Een recent rapport van de American Medical Association (AMA) werpt licht op hoe verschillende soorten praktiserende artsen in 2023 denken over het gebruik van kunstmatige intelligentie (AI) in de gezondheidszorg. Hieruit blijkt dat artsen, vrijwel zonder uitzondering, een dubbel gevoel hebben bij kunstmatige intelligentie. Enerzijds zijn ze goed te spreken over de grote mogelijkheden die AI biedt, aan de andere kant vinden ze dat er voorzichtig mee moet worden omgegaan.
AMA deed voor dit onderzoek enquête onder een breed spectrum van Amerikaanse artsen, waarbij een aantal vragen werden gesteld over hun kijk op AI. Er bleek geen significant verschil in de houding tegenover AI tussen huisartsen en specialisten, en slechts een klein verschil tussen artsen in loondienst en praktijkeigenaren. Uit de antwoorden komt een vrij eenduidig, maar ook ingewikkeld beeld naar voren. Aan het ene kant is er ruimschoots oog voor de kansen die kunstmatige intelligentie biedt in de zorg zoals automatisering van processen. Aan de andere kant zijn er serieuze zorgen en vinden artsen dat er voorzichtig mee omgegaan moet worden om de privacy te waarborgen en de menselijke maat te waarborgen.
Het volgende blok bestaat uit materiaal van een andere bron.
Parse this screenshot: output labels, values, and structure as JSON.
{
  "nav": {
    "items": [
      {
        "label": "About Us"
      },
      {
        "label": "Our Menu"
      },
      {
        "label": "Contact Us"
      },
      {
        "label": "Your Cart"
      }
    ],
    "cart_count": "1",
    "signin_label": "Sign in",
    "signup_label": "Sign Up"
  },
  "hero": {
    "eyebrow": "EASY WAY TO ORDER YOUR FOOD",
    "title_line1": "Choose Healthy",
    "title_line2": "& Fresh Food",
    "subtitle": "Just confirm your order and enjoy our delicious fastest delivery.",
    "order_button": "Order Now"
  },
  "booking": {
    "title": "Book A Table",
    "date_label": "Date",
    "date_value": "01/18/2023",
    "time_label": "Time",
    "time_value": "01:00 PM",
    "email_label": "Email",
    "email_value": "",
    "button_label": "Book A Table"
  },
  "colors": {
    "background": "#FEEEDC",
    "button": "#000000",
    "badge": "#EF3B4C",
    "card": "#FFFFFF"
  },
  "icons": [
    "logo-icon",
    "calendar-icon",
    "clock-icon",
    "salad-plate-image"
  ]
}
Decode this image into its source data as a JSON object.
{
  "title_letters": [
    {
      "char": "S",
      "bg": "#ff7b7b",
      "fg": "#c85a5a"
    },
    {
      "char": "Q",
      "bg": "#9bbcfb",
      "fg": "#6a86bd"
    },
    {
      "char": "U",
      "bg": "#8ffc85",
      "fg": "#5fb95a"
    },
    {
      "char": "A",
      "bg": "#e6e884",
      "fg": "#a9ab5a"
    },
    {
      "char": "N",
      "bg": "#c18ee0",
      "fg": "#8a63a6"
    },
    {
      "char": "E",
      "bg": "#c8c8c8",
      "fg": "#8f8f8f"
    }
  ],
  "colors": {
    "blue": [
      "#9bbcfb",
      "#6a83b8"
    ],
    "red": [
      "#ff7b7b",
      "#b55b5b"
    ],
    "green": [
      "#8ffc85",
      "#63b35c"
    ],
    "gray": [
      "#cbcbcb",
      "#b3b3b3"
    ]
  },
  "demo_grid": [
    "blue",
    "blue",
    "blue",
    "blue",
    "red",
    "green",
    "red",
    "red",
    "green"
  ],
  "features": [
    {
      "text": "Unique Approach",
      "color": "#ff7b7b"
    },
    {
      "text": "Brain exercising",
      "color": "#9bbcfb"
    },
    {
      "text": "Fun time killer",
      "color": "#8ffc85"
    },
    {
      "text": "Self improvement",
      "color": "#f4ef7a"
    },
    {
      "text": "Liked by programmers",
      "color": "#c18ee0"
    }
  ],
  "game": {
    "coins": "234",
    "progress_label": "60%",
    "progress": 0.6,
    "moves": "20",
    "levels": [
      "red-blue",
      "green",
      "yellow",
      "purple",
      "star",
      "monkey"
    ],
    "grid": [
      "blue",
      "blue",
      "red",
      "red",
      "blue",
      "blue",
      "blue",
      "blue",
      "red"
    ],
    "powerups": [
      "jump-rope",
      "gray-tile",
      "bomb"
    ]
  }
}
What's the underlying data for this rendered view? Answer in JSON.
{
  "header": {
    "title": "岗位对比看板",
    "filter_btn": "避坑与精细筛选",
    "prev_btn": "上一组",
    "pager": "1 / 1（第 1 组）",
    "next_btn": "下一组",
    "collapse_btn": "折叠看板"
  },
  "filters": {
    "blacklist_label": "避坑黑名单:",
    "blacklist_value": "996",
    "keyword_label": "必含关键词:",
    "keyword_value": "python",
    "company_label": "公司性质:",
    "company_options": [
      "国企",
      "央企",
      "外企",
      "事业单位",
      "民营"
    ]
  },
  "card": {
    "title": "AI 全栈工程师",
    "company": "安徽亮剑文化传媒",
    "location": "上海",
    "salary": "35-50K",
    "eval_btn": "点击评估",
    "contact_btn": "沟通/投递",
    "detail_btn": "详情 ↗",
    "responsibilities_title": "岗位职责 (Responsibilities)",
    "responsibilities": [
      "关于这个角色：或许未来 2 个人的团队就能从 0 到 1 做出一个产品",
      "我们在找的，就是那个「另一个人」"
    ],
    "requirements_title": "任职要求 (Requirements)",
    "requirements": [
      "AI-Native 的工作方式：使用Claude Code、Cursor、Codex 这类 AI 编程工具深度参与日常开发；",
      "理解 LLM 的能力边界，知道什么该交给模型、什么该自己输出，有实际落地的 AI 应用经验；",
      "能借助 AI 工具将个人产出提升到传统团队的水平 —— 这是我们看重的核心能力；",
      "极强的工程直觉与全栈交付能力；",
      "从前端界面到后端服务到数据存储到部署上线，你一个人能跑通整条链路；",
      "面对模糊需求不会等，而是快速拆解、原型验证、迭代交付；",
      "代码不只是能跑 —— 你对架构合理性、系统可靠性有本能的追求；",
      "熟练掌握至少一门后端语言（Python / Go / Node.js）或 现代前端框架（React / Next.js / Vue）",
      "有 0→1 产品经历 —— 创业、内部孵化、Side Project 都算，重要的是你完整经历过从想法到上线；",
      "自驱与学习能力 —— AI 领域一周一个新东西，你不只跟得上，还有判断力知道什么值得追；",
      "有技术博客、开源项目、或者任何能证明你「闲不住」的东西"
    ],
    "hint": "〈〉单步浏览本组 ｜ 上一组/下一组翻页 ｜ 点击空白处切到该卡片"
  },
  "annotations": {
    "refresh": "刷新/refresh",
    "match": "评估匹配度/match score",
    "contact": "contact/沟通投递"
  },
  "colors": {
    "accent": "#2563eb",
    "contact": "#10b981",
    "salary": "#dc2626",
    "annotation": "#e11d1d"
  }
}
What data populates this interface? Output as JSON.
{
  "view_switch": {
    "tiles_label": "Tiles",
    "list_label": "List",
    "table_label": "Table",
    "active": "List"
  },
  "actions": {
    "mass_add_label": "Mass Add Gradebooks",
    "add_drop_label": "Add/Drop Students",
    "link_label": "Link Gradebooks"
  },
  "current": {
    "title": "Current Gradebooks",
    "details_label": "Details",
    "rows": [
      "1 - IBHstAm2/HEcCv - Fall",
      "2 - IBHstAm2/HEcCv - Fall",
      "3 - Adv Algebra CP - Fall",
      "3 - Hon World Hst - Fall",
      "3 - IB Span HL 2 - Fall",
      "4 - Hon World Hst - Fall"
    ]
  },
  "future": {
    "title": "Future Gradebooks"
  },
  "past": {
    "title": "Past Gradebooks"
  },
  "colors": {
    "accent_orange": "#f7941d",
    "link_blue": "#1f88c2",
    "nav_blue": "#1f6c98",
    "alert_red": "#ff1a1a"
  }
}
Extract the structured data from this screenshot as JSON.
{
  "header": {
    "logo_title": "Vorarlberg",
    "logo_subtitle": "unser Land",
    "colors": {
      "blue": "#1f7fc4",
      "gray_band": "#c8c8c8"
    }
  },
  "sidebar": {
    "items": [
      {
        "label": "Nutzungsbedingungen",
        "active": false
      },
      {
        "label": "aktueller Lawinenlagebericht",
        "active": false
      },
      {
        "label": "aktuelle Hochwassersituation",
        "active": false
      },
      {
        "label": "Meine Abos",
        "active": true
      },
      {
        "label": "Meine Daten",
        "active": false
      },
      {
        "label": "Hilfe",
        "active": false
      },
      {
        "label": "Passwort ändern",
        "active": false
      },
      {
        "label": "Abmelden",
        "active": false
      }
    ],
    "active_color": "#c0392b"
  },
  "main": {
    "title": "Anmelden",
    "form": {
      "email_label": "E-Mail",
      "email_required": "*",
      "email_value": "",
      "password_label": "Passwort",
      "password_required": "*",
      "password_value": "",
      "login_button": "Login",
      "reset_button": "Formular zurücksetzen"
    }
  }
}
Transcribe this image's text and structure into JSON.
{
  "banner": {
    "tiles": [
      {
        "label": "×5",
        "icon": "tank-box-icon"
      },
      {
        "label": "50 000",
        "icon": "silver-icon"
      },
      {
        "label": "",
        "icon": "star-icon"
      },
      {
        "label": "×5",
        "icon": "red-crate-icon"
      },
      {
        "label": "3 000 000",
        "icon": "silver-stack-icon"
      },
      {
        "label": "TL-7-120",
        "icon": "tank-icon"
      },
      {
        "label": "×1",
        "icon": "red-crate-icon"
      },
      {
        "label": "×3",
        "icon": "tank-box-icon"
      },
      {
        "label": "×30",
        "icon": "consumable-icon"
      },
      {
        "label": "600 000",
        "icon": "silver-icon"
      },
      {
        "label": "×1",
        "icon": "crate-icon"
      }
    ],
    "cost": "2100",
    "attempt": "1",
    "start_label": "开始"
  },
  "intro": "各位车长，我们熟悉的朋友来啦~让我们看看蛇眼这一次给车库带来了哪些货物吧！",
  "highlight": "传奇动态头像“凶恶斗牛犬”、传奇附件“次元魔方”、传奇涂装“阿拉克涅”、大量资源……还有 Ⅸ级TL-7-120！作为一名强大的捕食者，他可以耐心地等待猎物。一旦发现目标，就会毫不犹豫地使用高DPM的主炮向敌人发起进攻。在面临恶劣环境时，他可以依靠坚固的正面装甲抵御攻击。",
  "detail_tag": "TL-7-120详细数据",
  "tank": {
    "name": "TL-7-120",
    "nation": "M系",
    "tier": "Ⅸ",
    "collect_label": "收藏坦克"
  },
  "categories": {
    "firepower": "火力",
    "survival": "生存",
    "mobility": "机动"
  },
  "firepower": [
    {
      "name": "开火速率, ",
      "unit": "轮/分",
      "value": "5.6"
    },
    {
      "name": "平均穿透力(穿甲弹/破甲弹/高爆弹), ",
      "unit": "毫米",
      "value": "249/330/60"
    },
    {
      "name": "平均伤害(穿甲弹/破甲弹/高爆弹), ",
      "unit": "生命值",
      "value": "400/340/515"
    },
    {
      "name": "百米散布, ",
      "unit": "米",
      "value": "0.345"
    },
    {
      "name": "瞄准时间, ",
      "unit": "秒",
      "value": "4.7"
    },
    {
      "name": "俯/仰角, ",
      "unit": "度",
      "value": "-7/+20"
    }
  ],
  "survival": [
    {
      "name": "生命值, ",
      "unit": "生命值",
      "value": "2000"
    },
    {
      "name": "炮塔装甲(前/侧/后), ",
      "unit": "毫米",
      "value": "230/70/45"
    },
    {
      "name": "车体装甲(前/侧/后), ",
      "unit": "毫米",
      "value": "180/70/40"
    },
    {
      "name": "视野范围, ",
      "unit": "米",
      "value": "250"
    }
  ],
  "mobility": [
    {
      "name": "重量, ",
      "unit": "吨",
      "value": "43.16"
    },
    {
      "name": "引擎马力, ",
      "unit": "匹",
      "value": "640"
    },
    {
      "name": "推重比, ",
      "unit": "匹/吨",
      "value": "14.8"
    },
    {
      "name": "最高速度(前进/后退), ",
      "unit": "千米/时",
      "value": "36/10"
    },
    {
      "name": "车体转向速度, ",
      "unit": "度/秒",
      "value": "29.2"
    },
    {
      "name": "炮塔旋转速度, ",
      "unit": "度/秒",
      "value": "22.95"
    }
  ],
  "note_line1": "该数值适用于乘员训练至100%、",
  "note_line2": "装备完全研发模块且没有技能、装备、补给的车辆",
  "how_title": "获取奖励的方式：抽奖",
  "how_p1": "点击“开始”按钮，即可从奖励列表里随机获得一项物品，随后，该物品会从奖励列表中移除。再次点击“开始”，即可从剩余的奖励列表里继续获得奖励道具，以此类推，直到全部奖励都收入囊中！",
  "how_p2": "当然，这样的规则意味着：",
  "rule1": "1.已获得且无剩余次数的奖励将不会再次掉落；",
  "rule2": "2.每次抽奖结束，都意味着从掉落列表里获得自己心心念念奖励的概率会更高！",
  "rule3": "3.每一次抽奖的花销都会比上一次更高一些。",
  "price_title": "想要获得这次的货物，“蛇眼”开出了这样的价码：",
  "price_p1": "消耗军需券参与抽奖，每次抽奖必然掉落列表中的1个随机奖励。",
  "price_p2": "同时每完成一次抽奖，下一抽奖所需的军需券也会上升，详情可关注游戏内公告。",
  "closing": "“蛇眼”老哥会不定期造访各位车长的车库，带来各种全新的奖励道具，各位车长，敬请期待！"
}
Automatiseren administratie
Uit onderzoek gepubliceerd in het julinummer van Medical Economics blijkt ook dat, een nog maar één op de tien van de Amerikaanse artsen ChatGPT regelmatig gebruikt, bijvoorbeeld als ondersteuning bij diagnoses. Daarover zijn wel flink wat discussies omdat ChatGPT in de praktijk medisch nog niet betrouwbaar is.
Artsen erkennen echter wel degelijk de voordelen en de grote potentie van AI en begrijpen dat hiermee hun administratieve lasten aanzienlijk verminderd kunnen worden. Ongeveer 65% ziet bijvoorbeeld mogelijke voordelen in AI-gebruik voor documentatie en autorisatieprocessen. Het vermogen van kunstmatige intelligentie om te ondersteunen bij diagnoses en het verbeteren van logistieke processen wordt ook hoog gewaardeerd. In de praktijk gebruiken artsen het echter nog vrij weinig, hoewel er wel specifieke groepen artsen zijn, zoals radiologen, die het weer heel intensief gebruiken.
AI en privacy
De ondervraagde artsen hadden gemiddeld vergelijkbare zorgen over AI. Een groot deel, 41%, is bijvoorbeeld bezorgd over de gevolgen van AI voor de patiënt-arts-relatie en de privacy van de patiënt. Artsen vrezen bijvoorbeeld, net als veel andere mensen, dat overmatige afhankelijkheid van AI-technologieën in diagnostiek en behandeling kan leiden tot een meer technische en minder menselijke benadering van patiëntenzorg.
Amerikaanse artsen zijn op basis van dit AMA-onderzoek duidelijk nog geen koplopers op het gebied van kunstmatige intelligentie. Momenteel implementeert bijvoorbeeld nog slechts 38% van de artsen AI in hun praktijk en wordt het hoofdzakelijk ingezet voor documentatie en voor assistentie bij diagnostiek. Bij de ene arts, bijvoorbeeld een radioloog, wordt het natuurlijk gemiddeld intensiever en op een andere manier ingezet dan bij bijvoorbeeld een huisarts. Opmerkelijk is tot slot dat er onder het overgrote merendeel van de artsen grote en groeiende interesse is om AI in te gaan zetten voor het automatiseren van administratieve taken.